In 1992, Francis Fukuyama was so confident that Soviet Communism's defeat had left the Capitalism and Democracy as the last social theory standing, that he wrote an infamous book declaring "The End of History".

But by 2018, Mr. Fukuyama told New Statesman magazine that it was time to bring back many important elements of Socialism, such as public ownership of utilities and smoothing out inequality.

“If you mean redistributive programmes that try to redress this big imbalance in both incomes and wealth that has emerged then, yes, I think not only can it come back, it ought to come back," Fukuyama said.  "This extended period, which started with Reagan and Thatcher, in which a certain set of ideas about the benefits of unregulated markets took hold, in many ways it's had a disastrous effect."

The Chicago-born Fukuyama was a key figure in developing the Reagan Doctrine in the 1980s, supporting tax cuts for corporations, privatisation, and deregulation.  As the SSRs fell like dominoes in the late 1980s and early 1990s, the political scientist and theorist was caught up in the exuberance of his conservative colleagues; after all, the Soviets lost and Liberal Democracy and Capitalism won.  He took a victory lap with his book "The End of History and the Last Man", which posited that the competition of ideologies was at and end, with the world joining his team.  He played a role in the rise of the Neo-Conservative movement in the late 1990s.

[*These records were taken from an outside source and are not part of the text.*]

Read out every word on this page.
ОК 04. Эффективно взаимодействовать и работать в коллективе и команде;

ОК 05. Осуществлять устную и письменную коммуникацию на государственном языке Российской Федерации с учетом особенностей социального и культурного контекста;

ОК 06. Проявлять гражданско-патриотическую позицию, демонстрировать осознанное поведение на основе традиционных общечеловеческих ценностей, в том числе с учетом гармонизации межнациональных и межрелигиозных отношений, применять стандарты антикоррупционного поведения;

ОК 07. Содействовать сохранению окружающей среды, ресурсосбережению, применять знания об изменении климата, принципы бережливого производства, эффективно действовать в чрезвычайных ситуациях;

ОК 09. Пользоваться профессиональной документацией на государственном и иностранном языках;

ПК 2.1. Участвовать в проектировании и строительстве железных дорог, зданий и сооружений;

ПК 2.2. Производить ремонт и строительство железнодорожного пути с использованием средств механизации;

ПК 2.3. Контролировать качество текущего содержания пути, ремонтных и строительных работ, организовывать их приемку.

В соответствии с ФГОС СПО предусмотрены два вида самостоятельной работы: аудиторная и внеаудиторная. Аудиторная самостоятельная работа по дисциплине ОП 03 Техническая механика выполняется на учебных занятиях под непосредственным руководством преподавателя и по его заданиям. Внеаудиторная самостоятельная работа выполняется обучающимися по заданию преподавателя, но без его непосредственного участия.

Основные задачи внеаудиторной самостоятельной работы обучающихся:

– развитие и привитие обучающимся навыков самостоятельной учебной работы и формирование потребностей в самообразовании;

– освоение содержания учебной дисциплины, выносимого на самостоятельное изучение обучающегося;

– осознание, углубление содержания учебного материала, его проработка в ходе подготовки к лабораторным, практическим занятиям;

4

But things started to go off the rails.  The Neo-Cons pushed for war in Iraq and they got it, to disastrous effect.  The threat of Islamic extremism was overstated.  Already the most unequal of the advanced economies, America's gap between rich and poor grew worse.  Growing nationalism pushed distrust in international institutions.  By 2008, the intellectual who worked for Ronald Reagan and both presidents named George Bush was endorsing Barack Obama for the presidency.

Now in 2018, Liberal Democracy is under threat from illiberalism, with far-right populists on the march from Poland and Hungary, Italy, the Philippines, Brazil, and beyond.  Fukuyama warned liberals not to overreact and assume that illiberal democracy is the new end of history.

“I think people should calm down a little bit."